“It’s hard to feel grounded when even the gravity is artificial.” Captain Kirk, sweetie, darling: Star Trek Beyond and Absolutely Fabulous the Movie

[Image Source: Wikipedia]

[Image Source: Wikipedia]

Turning a beloved television series into a motion picture event and expanding the small screen confines to cinematic vistas can yield remarkable results (The Untouchables, Addams Family Values, 21 Jump Street, Charlie’s Angels, Sex and the City) or abysmal ones (Coneheads, Bewitched, The Dukes of Hazzard, The Wild Wild West, Sex and the City 2). Admittedly, it’s a tricky gambit, balancing the crushing demands of commerce and misplaced nostalgia with heightened expectations of scale and postmodern reinvention. There is bound to be disappointment.
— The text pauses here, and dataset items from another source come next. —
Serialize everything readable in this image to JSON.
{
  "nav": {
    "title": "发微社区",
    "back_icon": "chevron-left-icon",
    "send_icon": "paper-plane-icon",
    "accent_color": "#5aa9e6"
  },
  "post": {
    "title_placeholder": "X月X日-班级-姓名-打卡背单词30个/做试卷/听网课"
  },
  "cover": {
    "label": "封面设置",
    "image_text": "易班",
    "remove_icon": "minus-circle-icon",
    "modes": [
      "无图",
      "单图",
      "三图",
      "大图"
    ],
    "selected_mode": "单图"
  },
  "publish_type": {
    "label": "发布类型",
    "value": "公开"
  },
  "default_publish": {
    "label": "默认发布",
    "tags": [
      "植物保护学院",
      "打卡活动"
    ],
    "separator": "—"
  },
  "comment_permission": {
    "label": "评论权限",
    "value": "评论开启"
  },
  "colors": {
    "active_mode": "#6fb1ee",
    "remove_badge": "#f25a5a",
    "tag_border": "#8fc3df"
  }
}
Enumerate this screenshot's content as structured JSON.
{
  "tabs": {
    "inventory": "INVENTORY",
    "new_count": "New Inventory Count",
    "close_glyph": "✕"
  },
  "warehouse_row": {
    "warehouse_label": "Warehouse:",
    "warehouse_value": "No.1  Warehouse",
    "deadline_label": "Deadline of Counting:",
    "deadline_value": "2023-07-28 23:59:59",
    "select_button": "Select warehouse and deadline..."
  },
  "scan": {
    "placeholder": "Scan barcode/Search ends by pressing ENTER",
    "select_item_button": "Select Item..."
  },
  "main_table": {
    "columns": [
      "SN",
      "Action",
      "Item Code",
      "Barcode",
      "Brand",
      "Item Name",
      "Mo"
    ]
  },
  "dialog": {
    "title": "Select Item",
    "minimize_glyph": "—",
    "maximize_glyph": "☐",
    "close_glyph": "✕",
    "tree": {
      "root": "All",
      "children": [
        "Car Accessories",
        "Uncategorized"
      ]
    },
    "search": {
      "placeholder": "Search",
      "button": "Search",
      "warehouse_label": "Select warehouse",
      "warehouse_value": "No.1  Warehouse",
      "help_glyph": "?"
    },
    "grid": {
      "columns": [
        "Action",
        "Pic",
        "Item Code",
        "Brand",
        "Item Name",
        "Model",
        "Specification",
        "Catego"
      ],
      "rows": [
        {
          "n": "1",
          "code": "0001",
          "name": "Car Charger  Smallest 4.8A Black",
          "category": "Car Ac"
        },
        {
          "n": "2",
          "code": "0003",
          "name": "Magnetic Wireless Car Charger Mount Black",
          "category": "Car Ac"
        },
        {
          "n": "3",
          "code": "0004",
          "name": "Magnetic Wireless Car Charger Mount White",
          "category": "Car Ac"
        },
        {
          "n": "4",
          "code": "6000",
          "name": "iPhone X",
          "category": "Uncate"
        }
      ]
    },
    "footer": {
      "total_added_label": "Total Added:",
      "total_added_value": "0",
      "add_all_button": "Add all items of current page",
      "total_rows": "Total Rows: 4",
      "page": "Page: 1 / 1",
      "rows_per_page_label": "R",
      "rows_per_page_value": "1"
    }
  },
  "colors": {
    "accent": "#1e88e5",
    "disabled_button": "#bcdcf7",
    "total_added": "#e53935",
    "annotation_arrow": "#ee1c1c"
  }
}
So color me refreshed that two TV-based film reboots Star Trek Beyond and Absolutely Fabulous the Movie (viewed this weekend after finally digging out from a month or so of Xanadu preparation and performance) achieved more right than wrong on the big screen. Obviously, Trek has been at this movie blockbuster game longer than our intrepid British boozehound fashionistas Patsy Stone and Edina Monsoon, but, in both instances, the films translate all the character beats and shenanigans expected while sufficiently bringing our heroes into larger-than-boob-tube-life environs.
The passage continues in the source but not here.